Easter this year was different for me than most. When I was a child, Easter meant going to church and also a basket of goodies from the Easter Bunny! This year the weekend was primarily about a funeral. Since it was a Hmong funeral, it encompassed the entire weekend and with only a few hours of sleep since the overnight ceremonies (click here for more information about Hmong funerals), my wife will join the burial procession on this Monday morning.

Aside from a single Easter, I've learned that there are many differences between my culture and my wife's culture. It has at times, lead to difficulties as I have no good reference point to make sense of 3 to 4 day (and night) funerals, among a lengthy list of other practices. These are heavily ingrained into the traditions, culture and spirituality of these people—who I have come to know as part of my family. A funeral service for me, occurs within a few days (not a month) and the (traditional) service itself (not counting going to the cemetery) takes about an hour. I can't help thinking that the money, time and resources should be utilized for the living—and yet the (traditional) Hmong believe funerals to be among the most important things in life.
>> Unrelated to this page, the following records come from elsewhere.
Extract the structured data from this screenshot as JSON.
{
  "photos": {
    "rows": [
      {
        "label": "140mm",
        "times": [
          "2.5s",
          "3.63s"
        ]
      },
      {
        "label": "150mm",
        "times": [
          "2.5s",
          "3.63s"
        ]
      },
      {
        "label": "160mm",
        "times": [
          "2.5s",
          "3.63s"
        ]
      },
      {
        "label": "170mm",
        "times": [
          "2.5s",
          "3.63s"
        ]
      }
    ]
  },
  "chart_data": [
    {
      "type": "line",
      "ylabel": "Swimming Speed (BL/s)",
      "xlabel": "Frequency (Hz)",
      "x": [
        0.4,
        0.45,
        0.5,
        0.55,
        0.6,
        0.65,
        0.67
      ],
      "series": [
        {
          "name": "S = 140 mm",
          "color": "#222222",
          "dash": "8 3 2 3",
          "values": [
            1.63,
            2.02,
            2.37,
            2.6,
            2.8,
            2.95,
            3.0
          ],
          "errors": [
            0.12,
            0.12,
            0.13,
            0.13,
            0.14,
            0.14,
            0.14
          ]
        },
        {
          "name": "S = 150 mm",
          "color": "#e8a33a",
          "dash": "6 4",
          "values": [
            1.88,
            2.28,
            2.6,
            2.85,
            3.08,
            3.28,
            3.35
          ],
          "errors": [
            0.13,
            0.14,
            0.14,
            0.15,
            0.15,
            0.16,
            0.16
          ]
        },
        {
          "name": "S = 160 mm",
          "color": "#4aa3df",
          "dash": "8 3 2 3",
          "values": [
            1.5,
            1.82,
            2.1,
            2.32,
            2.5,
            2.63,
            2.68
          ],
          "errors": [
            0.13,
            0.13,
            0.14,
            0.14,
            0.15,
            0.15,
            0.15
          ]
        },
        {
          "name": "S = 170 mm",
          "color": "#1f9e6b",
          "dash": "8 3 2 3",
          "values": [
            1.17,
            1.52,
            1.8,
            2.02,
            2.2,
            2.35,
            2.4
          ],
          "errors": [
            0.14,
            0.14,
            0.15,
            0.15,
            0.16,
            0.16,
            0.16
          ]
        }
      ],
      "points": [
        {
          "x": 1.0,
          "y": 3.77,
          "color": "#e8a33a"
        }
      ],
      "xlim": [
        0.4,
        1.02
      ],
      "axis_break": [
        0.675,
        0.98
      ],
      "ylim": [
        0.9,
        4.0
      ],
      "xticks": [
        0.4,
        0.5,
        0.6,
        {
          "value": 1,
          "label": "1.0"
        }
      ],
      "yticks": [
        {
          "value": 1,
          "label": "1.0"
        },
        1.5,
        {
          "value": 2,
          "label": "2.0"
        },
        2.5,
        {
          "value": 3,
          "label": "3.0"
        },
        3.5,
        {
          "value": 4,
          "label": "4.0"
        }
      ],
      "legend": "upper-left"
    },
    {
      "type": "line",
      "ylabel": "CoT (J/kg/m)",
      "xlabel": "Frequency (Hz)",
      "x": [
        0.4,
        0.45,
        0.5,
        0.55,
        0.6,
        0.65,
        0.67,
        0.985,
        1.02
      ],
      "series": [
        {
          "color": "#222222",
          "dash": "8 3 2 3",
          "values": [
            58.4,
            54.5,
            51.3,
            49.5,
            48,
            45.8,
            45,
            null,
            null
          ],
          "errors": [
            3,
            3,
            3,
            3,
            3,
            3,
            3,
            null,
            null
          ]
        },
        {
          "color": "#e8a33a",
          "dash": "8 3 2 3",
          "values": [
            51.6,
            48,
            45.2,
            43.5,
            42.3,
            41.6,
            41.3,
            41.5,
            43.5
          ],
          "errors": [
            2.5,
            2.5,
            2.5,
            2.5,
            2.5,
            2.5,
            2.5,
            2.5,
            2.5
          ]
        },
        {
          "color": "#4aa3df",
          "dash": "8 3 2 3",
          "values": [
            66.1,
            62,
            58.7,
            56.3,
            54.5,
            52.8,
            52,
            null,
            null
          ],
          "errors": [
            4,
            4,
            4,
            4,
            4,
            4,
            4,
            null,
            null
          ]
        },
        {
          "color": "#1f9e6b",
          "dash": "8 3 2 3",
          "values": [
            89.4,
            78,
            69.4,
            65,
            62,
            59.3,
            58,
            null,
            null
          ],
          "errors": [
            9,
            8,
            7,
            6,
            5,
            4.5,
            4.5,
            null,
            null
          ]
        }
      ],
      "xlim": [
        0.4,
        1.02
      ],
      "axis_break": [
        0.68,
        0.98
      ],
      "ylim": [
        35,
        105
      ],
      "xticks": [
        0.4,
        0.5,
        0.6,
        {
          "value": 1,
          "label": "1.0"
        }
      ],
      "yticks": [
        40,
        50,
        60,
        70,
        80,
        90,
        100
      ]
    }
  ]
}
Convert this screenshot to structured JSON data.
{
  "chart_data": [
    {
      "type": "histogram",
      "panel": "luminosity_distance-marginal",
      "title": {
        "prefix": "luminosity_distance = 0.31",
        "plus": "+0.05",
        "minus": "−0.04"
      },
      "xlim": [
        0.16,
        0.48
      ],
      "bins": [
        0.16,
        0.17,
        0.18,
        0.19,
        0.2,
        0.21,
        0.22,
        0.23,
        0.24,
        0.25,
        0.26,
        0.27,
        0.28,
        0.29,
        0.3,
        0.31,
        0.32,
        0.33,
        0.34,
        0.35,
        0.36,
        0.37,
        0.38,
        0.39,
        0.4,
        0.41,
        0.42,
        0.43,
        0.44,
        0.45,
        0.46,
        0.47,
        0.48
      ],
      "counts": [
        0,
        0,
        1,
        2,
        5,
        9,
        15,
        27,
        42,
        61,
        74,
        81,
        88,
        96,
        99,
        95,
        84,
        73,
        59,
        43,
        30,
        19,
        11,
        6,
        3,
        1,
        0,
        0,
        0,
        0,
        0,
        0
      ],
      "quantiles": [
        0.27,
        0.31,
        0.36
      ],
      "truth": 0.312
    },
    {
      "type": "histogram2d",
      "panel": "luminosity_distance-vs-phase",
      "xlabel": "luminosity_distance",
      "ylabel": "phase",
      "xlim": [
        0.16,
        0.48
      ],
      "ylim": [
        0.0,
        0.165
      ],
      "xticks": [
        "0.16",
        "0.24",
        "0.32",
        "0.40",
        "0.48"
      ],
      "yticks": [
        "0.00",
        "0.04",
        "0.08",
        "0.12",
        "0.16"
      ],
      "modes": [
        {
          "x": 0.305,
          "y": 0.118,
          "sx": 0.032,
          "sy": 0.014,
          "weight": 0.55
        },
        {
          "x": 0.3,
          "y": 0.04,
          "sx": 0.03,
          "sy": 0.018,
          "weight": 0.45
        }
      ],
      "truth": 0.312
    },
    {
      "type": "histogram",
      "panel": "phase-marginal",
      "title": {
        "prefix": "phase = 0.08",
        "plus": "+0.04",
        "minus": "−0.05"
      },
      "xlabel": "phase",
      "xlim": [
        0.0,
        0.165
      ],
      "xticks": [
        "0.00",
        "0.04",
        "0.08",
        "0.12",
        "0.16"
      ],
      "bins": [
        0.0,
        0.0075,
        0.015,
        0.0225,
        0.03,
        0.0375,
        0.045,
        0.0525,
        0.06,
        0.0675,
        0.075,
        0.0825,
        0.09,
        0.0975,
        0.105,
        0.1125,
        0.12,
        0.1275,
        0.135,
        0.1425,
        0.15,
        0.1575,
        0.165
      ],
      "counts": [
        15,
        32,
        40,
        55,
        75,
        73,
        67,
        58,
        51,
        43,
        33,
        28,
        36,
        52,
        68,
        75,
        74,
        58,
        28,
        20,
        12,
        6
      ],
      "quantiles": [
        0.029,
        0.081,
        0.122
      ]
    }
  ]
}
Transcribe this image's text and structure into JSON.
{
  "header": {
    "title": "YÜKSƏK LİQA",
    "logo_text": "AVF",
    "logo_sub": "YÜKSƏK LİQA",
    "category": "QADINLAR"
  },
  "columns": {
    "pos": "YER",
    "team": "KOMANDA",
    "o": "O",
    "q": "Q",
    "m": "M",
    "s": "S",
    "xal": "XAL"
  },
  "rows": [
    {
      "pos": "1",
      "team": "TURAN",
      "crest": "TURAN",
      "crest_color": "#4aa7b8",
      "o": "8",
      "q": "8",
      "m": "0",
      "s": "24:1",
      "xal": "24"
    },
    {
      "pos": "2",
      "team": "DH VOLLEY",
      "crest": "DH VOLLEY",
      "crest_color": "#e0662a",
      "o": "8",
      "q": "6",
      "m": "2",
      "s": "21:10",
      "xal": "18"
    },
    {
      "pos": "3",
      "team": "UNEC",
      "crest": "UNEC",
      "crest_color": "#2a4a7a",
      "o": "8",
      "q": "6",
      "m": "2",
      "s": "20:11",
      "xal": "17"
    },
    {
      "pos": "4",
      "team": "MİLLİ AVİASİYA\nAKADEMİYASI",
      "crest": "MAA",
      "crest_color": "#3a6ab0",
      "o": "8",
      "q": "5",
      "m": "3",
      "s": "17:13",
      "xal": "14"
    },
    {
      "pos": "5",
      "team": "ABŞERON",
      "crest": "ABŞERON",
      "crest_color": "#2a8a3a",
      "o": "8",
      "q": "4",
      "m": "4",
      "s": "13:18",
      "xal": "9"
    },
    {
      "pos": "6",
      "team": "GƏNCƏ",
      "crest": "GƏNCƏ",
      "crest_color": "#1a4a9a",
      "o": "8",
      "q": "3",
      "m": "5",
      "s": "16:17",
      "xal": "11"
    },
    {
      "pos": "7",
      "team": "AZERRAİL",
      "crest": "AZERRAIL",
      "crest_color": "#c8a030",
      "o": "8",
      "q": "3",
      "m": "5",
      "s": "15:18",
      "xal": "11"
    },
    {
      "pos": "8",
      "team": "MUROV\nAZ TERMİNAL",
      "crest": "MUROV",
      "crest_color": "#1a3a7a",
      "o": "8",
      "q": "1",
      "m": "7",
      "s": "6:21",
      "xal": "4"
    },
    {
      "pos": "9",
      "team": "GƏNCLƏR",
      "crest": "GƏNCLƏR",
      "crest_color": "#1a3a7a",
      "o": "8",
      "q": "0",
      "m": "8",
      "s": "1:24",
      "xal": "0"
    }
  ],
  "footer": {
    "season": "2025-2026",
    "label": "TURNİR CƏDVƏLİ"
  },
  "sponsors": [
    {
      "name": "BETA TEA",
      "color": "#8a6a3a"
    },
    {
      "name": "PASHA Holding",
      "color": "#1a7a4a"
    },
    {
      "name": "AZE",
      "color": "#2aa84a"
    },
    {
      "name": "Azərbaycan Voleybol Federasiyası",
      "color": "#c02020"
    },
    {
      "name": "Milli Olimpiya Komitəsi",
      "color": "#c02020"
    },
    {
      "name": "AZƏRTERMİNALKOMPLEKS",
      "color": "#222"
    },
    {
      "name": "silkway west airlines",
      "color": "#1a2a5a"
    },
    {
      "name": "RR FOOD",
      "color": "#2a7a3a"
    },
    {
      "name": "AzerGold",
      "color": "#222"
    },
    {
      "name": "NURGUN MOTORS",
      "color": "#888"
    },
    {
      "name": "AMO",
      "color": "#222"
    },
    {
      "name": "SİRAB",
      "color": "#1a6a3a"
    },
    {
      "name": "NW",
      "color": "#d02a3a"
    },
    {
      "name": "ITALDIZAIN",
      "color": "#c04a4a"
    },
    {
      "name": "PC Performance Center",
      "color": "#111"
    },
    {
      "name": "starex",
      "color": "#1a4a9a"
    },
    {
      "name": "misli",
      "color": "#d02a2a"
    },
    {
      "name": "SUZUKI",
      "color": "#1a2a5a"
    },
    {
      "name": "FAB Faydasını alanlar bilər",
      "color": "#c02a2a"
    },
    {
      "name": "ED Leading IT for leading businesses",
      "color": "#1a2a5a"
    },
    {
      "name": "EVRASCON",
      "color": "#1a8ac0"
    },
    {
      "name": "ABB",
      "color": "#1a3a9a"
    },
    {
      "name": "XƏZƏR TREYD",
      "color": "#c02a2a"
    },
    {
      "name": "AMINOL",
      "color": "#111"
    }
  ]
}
While I spent only a fraction of the time my wife spent at the ceremonies, I can see that the media, such as the movie Grand Torino, have perpetuated certain inaccuracies about the culture—like when Walt touched a child's head in the movie and created an uproar—because of some asinine idea that it would harm the child's spirit. I witnessed several Hmong people lovingly touch my son's head this weekend and I do not believe such a notion exits anywhere except in some bad Hollywood "facts."

No doubt traditional ceremonies will continue to change (much to the dread of the elders) with new generations. My personal opinion is that this will largely be a good thing. If my family held rigidly to our past practices, I would be wearing Lederhosen and eating fish cured in lye. I'm so glad that went away. I believe shorter, less expensive (as in not requiring a dozen cows to be slaughtered for the occasion), and less work intensive ceremonies would be best in the modern world—as would wives that did not come with a price and polygamy. But of course, this is my own opinion.

A funny thing... by the second day of the funeral, my two-year-old son felt pretty comfortable at the funeral home. He saw that the men all shake hands, so he walked around shaking all of their hands and telling them his name. He walked up to the clan leader (who has a cool dragon shirt) and shook his hand. I think he impressed those guys!